Non si tratta di erogare prestazioni. Si tratta di non farli sentire sbagliati.

Di dire a quellə adolescenti che possono stare nel mondo anche se non hanno già capito chi sono.

Che non devono essere forti. Che non devono essere invincibili. Che non devono essere prestanti, belli, felici. 

Che qualcuno li vede. Che c’è posto anche per loro.

Ma questo “qualcuno” non può essere solo il singolo psicoterapeuta in corsia. 

È necessario che sia la scuola, il quartiere, il consultorio, la politica, la comunità.

Deve essere tuttə noi.

Io non credo alla retorica dell’adolescenza come “età difficile”.

Credo che siamo noi a renderla difficile.

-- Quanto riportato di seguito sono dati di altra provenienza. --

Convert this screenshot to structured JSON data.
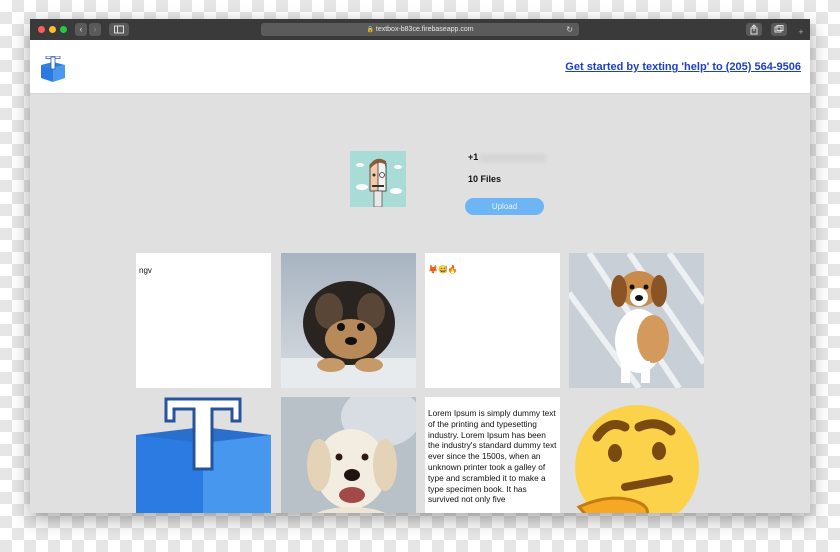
{
  "browser": {
    "url": "textbox-b83ce.firebaseapp.com",
    "reload_icon": "reload-icon",
    "share_icon": "share-icon",
    "tabs_icon": "tabs-icon",
    "new_tab_label": "+"
  },
  "header": {
    "logo_icon": "textbox-logo-icon",
    "cta_text": "Get started by texting 'help' to (205) 564-9506"
  },
  "profile": {
    "phone_prefix": "+1",
    "file_count": "10 Files",
    "upload_label": "Upload"
  },
  "files": [
    {
      "type": "text",
      "text": "ngv"
    },
    {
      "type": "image",
      "label": "fluffy black and tan puppy"
    },
    {
      "type": "text",
      "text": "🦊😅🔥"
    },
    {
      "type": "image",
      "label": "beagle puppy on deck"
    },
    {
      "type": "image",
      "label": "textbox logo"
    },
    {
      "type": "image",
      "label": "golden retriever"
    },
    {
      "type": "text",
      "text": "Lorem Ipsum is simply dummy text of the printing and typesetting industry. Lorem Ipsum has been the industry's standard dummy text ever since the 1500s, when an unknown printer took a galley of type and scrambled it to make a type specimen book. It has survived not only five"
    },
    {
      "type": "image",
      "label": "thinking face emoji"
    }
  ],
  "colors": {
    "accent_link": "#1a3fd0",
    "upload_button": "#6eb5f5",
    "page_bg": "#e0e0e0"
  }
}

A furia di non parlare di corpo, di desiderio, di paura, di rabbia, di sessualità. 

A furia di pretendere prestazione invece di relazione. Non abbiamo creato una bussola per comprendere e leggere la mappa della comunità che li circonda e poi pretendiamo anche che siano più capaci di noi adulti di abitarla. 

E allora oggi, qui, la domanda è questa:

quanta parte del dolore degli adolescenti ce lo portiamo addosso anche noi, come adulti che hanno scelto di non vedere?

Non serve una risposta. 

Serve uno sguardo più onesto.

E un impegno: educare senza giudicare, ascoltare senza correggere, esserci senza controllare.

Ci vediamo sabato prossimo. Sempre qui, sempre senza risposte facili.